Vorasidenib also could be tested against higher-grade gliomas with IDH1 or IDH2 mutations and in combination with other therapies. Vorasidenib is currently being studied in combination with pembrolizumab (Keytruda) for the treatment of some gliomas.
The FDA granted a fast-track designation for vorasidenib in March. Servier is working to establish a timeline for submission of an application for approval to the agency, the company said in a news release.
“Watching history being made!”
Good news travels fast, especially when it’s about treating brain cancer. Almost as soon as the vorasidenib results were presented in Chicago, people living with low-grade gliomas began to discuss the results online and with their doctors.
“The INDIGO trial has been a hot topic in our community and has caused a great deal of hope and excitement,” said Nestelynn Gay, who founded a Facebook group for people with low-grade gliomas that has grown to about 4,000 members. She was diagnosed with the disease a decade ago, at age 37.
“Having a new study that focuses on low-grade glioma is huge for our community, because little to no pharmaceutical research has been done specifically for us,” Ms. Gay said. She is working to change that by participating in a research advisory group for an NCI-supported study of low-grade gliomas called OPTIMUM.
Ashley Sumrall, M.D., who treats patients with gliomas at the Levine Cancer Institute in North Carolina, attended the presentation of the INDIGO trial results in Chicago. As Dr. Mellinghoff wrapped up his presentation, she tweeted, “Watching history be[ing] made!”
“Over the last 30 years, there have been very few positive trials for patients with brain tumors,” Dr. Sumrall said after the meeting. “But we are finally seeing some encouraging news for patients with brain tumors.”
A recent study found that some gliomas may respond to a combination of targeted drugs. “Now, with vorasidenib, we have a targeted therapy that is tolerated well and could potentially be used by thousands of patients,” she said.
On her first day back in her office after the ASCO meeting, Dr. Sumrall fielded phone calls and emails from patients and colleagues who had read news reports about vorasidenib and wanted to learn more.
“It’s exciting to have a new drug to discuss with my patients,” said Dr. Sumrall. “Many were thrilled by the news even if they were not eligible for this treatment. Patients with brain tumors cheer for each other.”
Potential model for future brain tumor studies
Researchers first identified mutations in IDH1 and IDH2 in gliomas in 2008. Fifteen years later, these mutations are known to occur in about 80% of low-grade gliomas. The mutant IDH1 and IDH2 proteins in gliomas produce a molecule, called 2-HG, that can affect cells in various ways, including altering the behavior of genes.
The research team that developed vorasidenib took steps to increase the likelihood that the phase 3 study would yield positive results. The investigators started by confirming in the laboratory that IDH1 and IDH2 were promising drug targets.

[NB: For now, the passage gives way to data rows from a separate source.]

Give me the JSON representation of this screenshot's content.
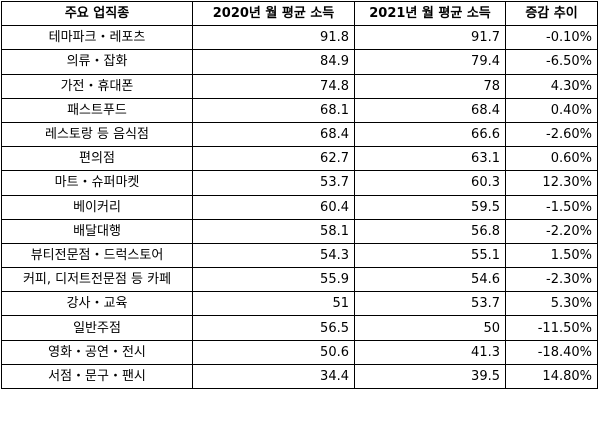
{
  "table": {
    "headers": [
      "주요 업직종",
      "2020년 월 평균 소득",
      "2021년 월 평균 소득",
      "증감 추이"
    ],
    "rows": [
      [
        "테마파크・레포츠",
        "91.8",
        "91.7",
        "-0.10%"
      ],
      [
        "의류・잡화",
        "84.9",
        "79.4",
        "-6.50%"
      ],
      [
        "가전・휴대폰",
        "74.8",
        "78",
        "4.30%"
      ],
      [
        "패스트푸드",
        "68.1",
        "68.4",
        "0.40%"
      ],
      [
        "레스토랑 등 음식점",
        "68.4",
        "66.6",
        "-2.60%"
      ],
      [
        "편의점",
        "62.7",
        "63.1",
        "0.60%"
      ],
      [
        "마트・슈퍼마켓",
        "53.7",
        "60.3",
        "12.30%"
      ],
      [
        "베이커리",
        "60.4",
        "59.5",
        "-1.50%"
      ],
      [
        "배달대행",
        "58.1",
        "56.8",
        "-2.20%"
      ],
      [
        "뷰티전문점・드럭스토어",
        "54.3",
        "55.1",
        "1.50%"
      ],
      [
        "커피, 디저트전문점 등 카페",
        "55.9",
        "54.6",
        "-2.30%"
      ],
      [
        "강사・교육",
        "51",
        "53.7",
        "5.30%"
      ],
      [
        "일반주점",
        "56.5",
        "50",
        "-11.50%"
      ],
      [
        "영화・공연・전시",
        "50.6",
        "41.3",
        "-18.40%"
      ],
      [
        "서점・문구・팬시",
        "34.4",
        "39.5",
        "14.80%"
      ]
    ]
  }
}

They then designed a drug that would likely cross the blood-brain barrier and inactivate mutant IDH proteins. And before launching a large randomized trial, they conducted a study to confirm that the drug does in fact penetrate the brain and has the ability to affect mutant IDH1 and IDH2.
“We hope this approach might help other people think about how to develop drugs for glioblastoma and other brain tumors,” said Dr. Cloughesy. “These findings are just the beginning. We need to take the research forward, because this drug is not a cure for the disease.”
People living with low-grade gliomas will be following the progress. “This work is so important to us,” said Ms. Gay. “The promise of another tool in the toolbox offers hope.”